Energy (Leads - Ministry of Economic Development and the Energy Efficiency and Conservation Authority)

The work programme is principally focused on the development of the National Energy Strategy and the replacement of the National Energy Efficiency and Conservation Strategy. Attention will be focused on optimising efficient use of energy, incentives for supply of energy from non-fossil sources, disincentives for fossil fuel electricity generation, a possible narrow carbon tax on electricity generation, and energy research. Use of solar water heating is expected to be a focus, led by the Energy Efficiency and Conservation Authority, and the Department of Building and Housing is leading work on buildings: short-term initiatives to improve energy efficiency and a more substantive review of the Building Code by the end of 2007.

Cross-sector initiatives (Lead - Ministry for the Environment)

In addition to specific sectoral work programmes, incentives to reduce emissions can operate across sectors as well as within specific sectors. The Projects to Reduce Emissions programme was an example of this. The work programme will examine the value of incentive programmes and the type of programme that may be appropriate. Attention will be focused on emissions from industrial and commercial businesses (except large energy users and industrial emitters as considered elsewhere), agriculture (except ruminant methane), waste, and the household sector. This will form the basis for recommendations on the need for and type of possible interventions to reduce emissions.

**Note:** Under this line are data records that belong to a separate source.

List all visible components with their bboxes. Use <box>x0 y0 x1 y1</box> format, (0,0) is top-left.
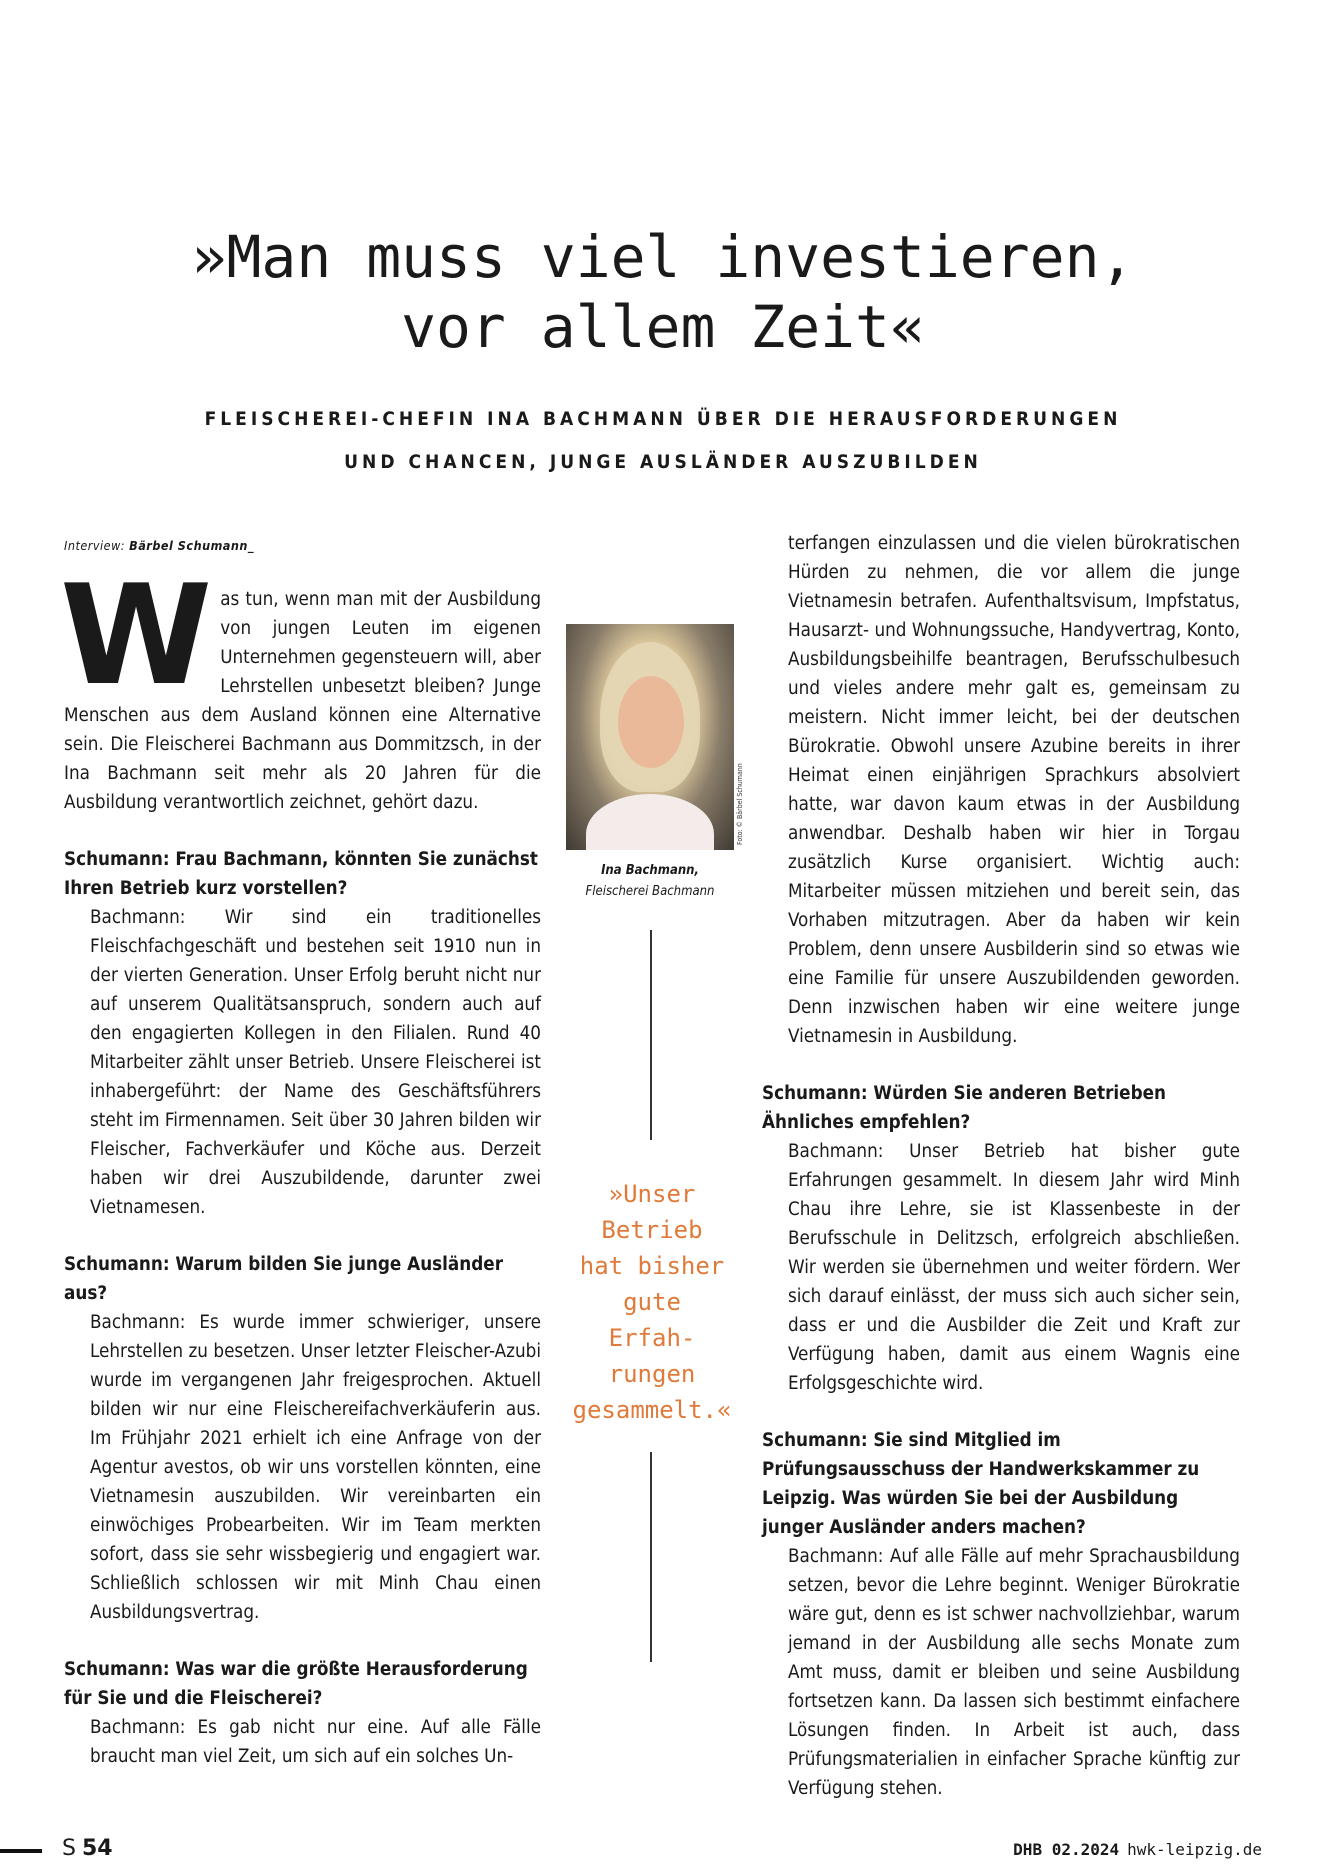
drop-cap: W <box>60 555 207 716</box>
headline-line-1: »Man muss viel investieren, <box>191 223 1135 291</box>
photo-credit: Foto: © Bärbel Schumann <box>736 763 744 845</box>
pull-quote-line: »Unser <box>608 1180 696 1208</box>
question: Schumann: Würden Sie anderen Betrieben Ähnliches empfehlen? <box>762 1083 1166 1133</box>
footer-issue <box>1013 1840 1262 1859</box>
pull-quote-line: Betrieb <box>601 1216 703 1244</box>
pull-quote <box>557 1176 747 1428</box>
website-link[interactable]: hwk-leipzig.de <box>1127 1840 1262 1859</box>
intro-text: as tun, wenn man mit der Ausbildung von jungen Leuten im eigenen Unternehmen gegensteuern will, aber Lehrstellen unbesetzt bleiben? Junge Menschen aus dem Ausland können eine Alternative sein. Die Fleischerei Bachmann aus Dommitzsch, in der Ina Bachmann seit mehr als 20 Jahren für die Ausbildung verantwortlich zeichnet, gehört dazu. <box>64 589 541 813</box>
portrait-photo <box>566 624 734 850</box>
pull-quote-line: Erfah- <box>608 1324 696 1352</box>
subheadline-line-2: UND CHANCEN, JUNGE AUSLÄNDER AUSZUBILDEN <box>344 451 982 473</box>
page-section: S <box>62 1836 76 1861</box>
caption-name: Ina Bachmann, <box>601 863 699 878</box>
intro-paragraph <box>60 555 541 817</box>
headline-line-2: vor allem Zeit« <box>401 293 925 361</box>
answer: Bachmann: Auf alle Fälle auf mehr Sprachausbildung setzen, bevor die Lehre beginnt. Weniger Bürokratie wäre gut, denn es ist schwer nachvollziehbar, warum jemand in der Ausbildung alle sechs Monate zum Amt muss, damit er bleiben und seine Ausbildung fortsetzen kann. Da lassen sich bestimmt einfachere Lösungen finden. In Arbeit ist auch, dass Prüfungsmaterialien in einfacher Sprache künftig zur Verfügung stehen. <box>788 1546 1240 1799</box>
question: Schumann: Was war die größte Herausforderung für Sie und die Fleischerei? <box>64 1659 528 1709</box>
pull-quote-rule-bottom <box>650 1452 652 1662</box>
photo-caption <box>560 860 740 902</box>
answer: Bachmann: Es wurde immer schwieriger, unsere Lehrstellen zu besetzen. Unser letzter Fleischer-Azubi wurde im vergangenen Jahr freigesprochen. Aktuell bilden wir nur eine Fleischereifachverkäuferin aus. Im Frühjahr 2021 erhielt ich eine Anfrage von der Agentur avestos, ob wir uns vorstellen könnten, eine Vietnamesin auszubilden. Wir vereinbarten ein einwöchiges Probearbeiten. Wir im Team merkten sofort, dass sie sehr wissbegierig und engagiert war. Schließlich schlossen wir mit Minh Chau einen Ausbildungsvertrag. <box>90 1312 541 1623</box>
article-column-right <box>762 529 1240 1803</box>
magazine-issue: DHB 02.2024 <box>1013 1840 1120 1859</box>
pull-quote-line: gesammelt.« <box>572 1396 732 1424</box>
question: Schumann: Frau Bachmann, könnten Sie zunächst Ihren Betrieb kurz vorstellen? <box>64 849 538 899</box>
subheadline <box>100 398 1226 484</box>
question: Schumann: Sie sind Mitglied im Prüfungsausschuss der Handwerkskammer zu Leipzig. Was würden Sie bei der Ausbildung junger Ausländer anders machen? <box>762 1430 1200 1538</box>
pull-quote-line: gute <box>623 1288 681 1316</box>
pull-quote-rule-top <box>650 930 652 1140</box>
answer: Bachmann: Unser Betrieb hat bisher gute Erfahrungen gesammelt. In diesem Jahr wird Minh Chau ihre Lehre, sie ist Klassenbeste in der Berufsschule in Delitzsch, erfolgreich abschließen. Wir werden sie übernehmen und weiter fördern. Wer sich darauf einlässt, der muss sich auch sicher sein, dass er und die Ausbilder die Zeit und Kraft zur Verfügung haben, damit aus einem Wagnis eine Erfolgsgeschichte wird. <box>788 1141 1240 1394</box>
article-column-left <box>60 555 541 1771</box>
question: Schumann: Warum bilden Sie junge Ausländer aus? <box>64 1254 503 1304</box>
subheadline-line-1: FLEISCHEREI-CHEFIN INA BACHMANN ÜBER DIE HERAUSFORDERUNGEN <box>204 408 1122 430</box>
page-number <box>62 1836 113 1861</box>
headline <box>100 222 1226 362</box>
footer-bar <box>0 1849 42 1853</box>
byline-author: Bärbel Schumann_ <box>129 538 255 553</box>
caption-company: Fleischerei Bachmann <box>585 884 715 899</box>
answer: Bachmann: Wir sind ein traditionelles Fleischfachgeschäft und bestehen seit 1910 nun in der vierten Generation. Unser Erfolg beruht nicht nur auf unserem Qualitätsanspruch, sondern auch auf den engagierten Kollegen in den Filialen. Rund 40 Mitarbeiter zählt unser Betrieb. Unsere Fleischerei ist inhabergeführt: der Name des Geschäftsführers steht im Firmennamen. Seit über 30 Jahren bilden wir Fleischer, Fachverkäufer und Köche aus. Derzeit haben wir drei Auszubildende, darunter zwei Vietnamesen. <box>90 907 541 1218</box>
answer: Bachmann: Es gab nicht nur eine. Auf alle Fälle braucht man viel Zeit, um sich auf ein solches Un- <box>90 1717 541 1767</box>
byline <box>64 538 254 553</box>
pull-quote-line: hat bisher <box>579 1252 725 1280</box>
continuation-paragraph: terfangen einzulassen und die vielen bürokratischen Hürden zu nehmen, die vor allem die junge Vietnamesin betrafen. Aufenthaltsvisum, Impfstatus, Hausarzt- und Wohnungssuche, Handyvertrag, Konto, Ausbildungsbeihilfe beantragen, Berufsschulbesuch und vieles andere mehr galt es, gemeinsam zu meistern. Nicht immer leicht, bei der deutschen Bürokratie. Obwohl unsere Azubine bereits in ihrer Heimat einen einjährigen Sprachkurs absolviert hatte, war davon kaum etwas in der Ausbildung anwendbar. Deshalb haben wir hier in Torgau zusätzlich Kurse organisiert. Wichtig auch: Mitarbeiter müssen mitziehen und bereit sein, das Vorhaben mitzutragen. Aber da haben wir kein Problem, denn unsere Ausbilderin sind so etwas wie eine Familie für unsere Auszubildenden geworden. Denn inzwischen haben wir eine weitere junge Vietnamesin in Ausbildung. <box>788 533 1240 1047</box>
byline-label: Interview: <box>64 538 130 553</box>
pull-quote-line: rungen <box>608 1360 696 1388</box>
page-number-value: 54 <box>81 1836 113 1861</box>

It is expected that a report back [withheld under OIA s 9 (2) (f) (iv)]will cover this work, along with further details on alternatives to the carbon tax, updates on energy work programmes and research and development.

Research (Lead – split between agencies)

Because of the diverse nature of research, the lead is divided between the Ministries of Economic Development, Agriculture and Forestry, Research Science and Technology and Environment. The focus is identification and prioritisation of gaps in our current climate change research. It is important to coordinate with work programmes covering climate change research for agriculture, land use and energy. A general research report back [withheld under OIA s 9 (2) (f) (iv)] is subject to progress on policy development because research needs are policy dependent. Terms of reference will be developed for a Climate Change Science and Technology Panel.

Other work programmes

Other relevant work programmes are continuing, but do not have specific report backs. These include: consideration of opportunities to address climate change under the Resource Management Act (relevant to a number of work programmes, including energy); the Communities for Climate Protection programme involving engaging with local government; the Energy Intensive Business programme being run by the Energy Efficiency and Conservation Authority; and climate change science.